Ask a garden-lover what they know about Mughal gardens and the likelihood is that, pretty soon, they will say something about them being paradise gardens, a foretaste of the celestial Paradise that awaits the faithful. Garden historians will probably add details about the geometrical four-square design, divided by waterways representing the rivers flowing with milk, honey, wine and water described in the Qur’an, and enclosed within walls that protected them from the wilderness beyond.
All these features may well have appeared in Islamic gardens over the centuries, and elements of them are certainly to be found in some gardens created by the Mughal dynasty that ruled India from 1526 to 1858. But research I have just completed illustrates how the designs of Babur, the first Mughal emperor, bore little relation to this traditional view of the gardens that his dynasty produced.
I will be giving a paper on this topic at a conference in Brussels next week, organised by the European Architectural History Network. My talk will focus on the wider surroundings of Mughal gardens in the brief period between Babur’s conquest of northern India in 1526 and his death four years later. (The talk will also explore similar issues in contemporaneous gardens of Renaissance Europe, but that may be a topic for another blog post, another day!).
Babur, born in modern-day Uzbekistan in 1483, was a direct descendant of both Timur (Tamberlaine) and Genghis Khan. A poet, musician and creator of gardens, Babur was also a great warrior and conqueror, his life full of shifting military alliances and treachery, full-blown battles, skirmishes and sieges throughout much of central Asia. Fortunately for us, his life story is wonderfully captured in his autobiography, known as the Baburnama.
Although a great source of information, the Baburnama is also (through no fault of Babur’s) the cause of much confusion and misunderstanding about early Mughal gardens. Some sixty years after Babur’s death, his grandson (the third Mughal emperor Akbar) commissioned a series of paintings to illustrate the work. These exquisite miniatures, many of them portraying the gardens Babur describes, reflect more the designs of Akbar’s time in the 1590s, than they do the actual early sixteenth century gardens being described in the text. They show us walled, geometrical gardens with flowing waterways dividing the space into four equal squares.
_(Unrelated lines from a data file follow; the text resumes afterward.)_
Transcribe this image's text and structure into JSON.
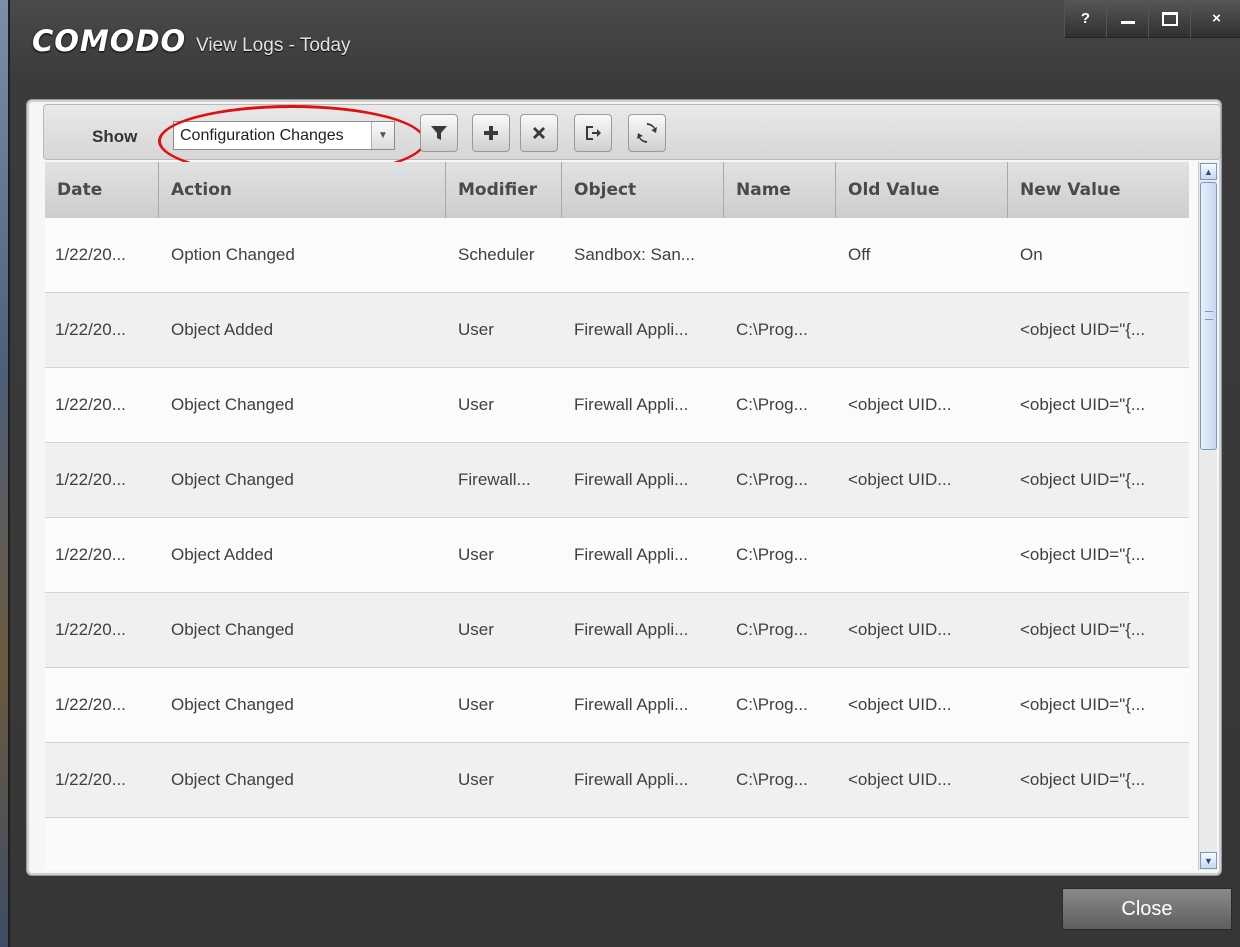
{
  "window": {
    "brand": "COMODO",
    "title": "View Logs - Today",
    "controls": {
      "help": "?",
      "close": "×"
    }
  },
  "toolbar": {
    "show_label": "Show",
    "filter_value": "Configuration Changes",
    "buttons": [
      "filter-icon",
      "add-icon",
      "delete-icon",
      "export-icon",
      "refresh-icon"
    ]
  },
  "table": {
    "columns": [
      "Date",
      "Action",
      "Modifier",
      "Object",
      "Name",
      "Old Value",
      "New Value"
    ],
    "rows": [
      [
        "1/22/20...",
        "Option Changed",
        "Scheduler",
        "Sandbox: San...",
        "",
        "Off",
        "On"
      ],
      [
        "1/22/20...",
        "Object Added",
        "User",
        "Firewall Appli...",
        "C:\\Prog...",
        "",
        "<object UID=\"{..."
      ],
      [
        "1/22/20...",
        "Object Changed",
        "User",
        "Firewall Appli...",
        "C:\\Prog...",
        "<object UID...",
        "<object UID=\"{..."
      ],
      [
        "1/22/20...",
        "Object Changed",
        "Firewall...",
        "Firewall Appli...",
        "C:\\Prog...",
        "<object UID...",
        "<object UID=\"{..."
      ],
      [
        "1/22/20...",
        "Object Added",
        "User",
        "Firewall Appli...",
        "C:\\Prog...",
        "",
        "<object UID=\"{..."
      ],
      [
        "1/22/20...",
        "Object Changed",
        "User",
        "Firewall Appli...",
        "C:\\Prog...",
        "<object UID...",
        "<object UID=\"{..."
      ],
      [
        "1/22/20...",
        "Object Changed",
        "User",
        "Firewall Appli...",
        "C:\\Prog...",
        "<object UID...",
        "<object UID=\"{..."
      ],
      [
        "1/22/20...",
        "Object Changed",
        "User",
        "Firewall Appli...",
        "C:\\Prog...",
        "<object UID...",
        "<object UID=\"{..."
      ]
    ]
  },
  "footer": {
    "close_label": "Close"
  },
  "colors": {
    "highlight": "#e01010",
    "scroll_accent": "#7a98c2"
  }
}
They represent how we see Mughal gardens today. Eminent contemporary writers such as Penelope Hobhouse have used the paintings to conclude that Babur’s designs had the “four-part layout, divided by water rills, with a central pool.. typical of early Paradise Gardens.”
But a close reading of the text tells us something quite different. The Baburnama reveals the first Mughal Emperor’s love of nature, his delight in plants and creatures, and the way he lived most of life in the open, resting in gardens, setting off from gardens, navigating past gardens. These places were central features in the landscape, points of reference for Babur and his fellow military travellers. Gardens were both refuges from attack and vantage points from which to attack. They were places of beauty and of power, where the Emperor would entertain and impress allies and envoys, plan campaigns and celebrate victories.
Babur’s gardens were often created at the site of an interesting natural feature – a spring perhaps, or a river, or a fine view – and then pools, plantings and seats or pavilions would be added. For several of his gardens, Babur’s descriptions focus on the “good air” or the “first-rate view” from the site. It is clear that these places were not separate and enclosed, but designed to enhance nature and to be part of it. Certainly, Babur tells us about the flowers and fruit he planted, the flowing waterways, his great love of regularity and symmetry, but there is no insistence on a four-square pattern or on four rivers. He writes of his great thankfulness to his god for what nature has provided, but not at all of the garden as a symbol of celestial Paradise. Instead these first Mughal gardens were the Emperor’s stamp on the land very much in the here and now, a sign of his love of nature, and also an expression of his control over the territories he conquered.
Today they also serve as a warning to us landscape historians not to get carried away by beautiful images, but to research a range of sources before pronouncing on the style or meaning of a particular site or type of garden.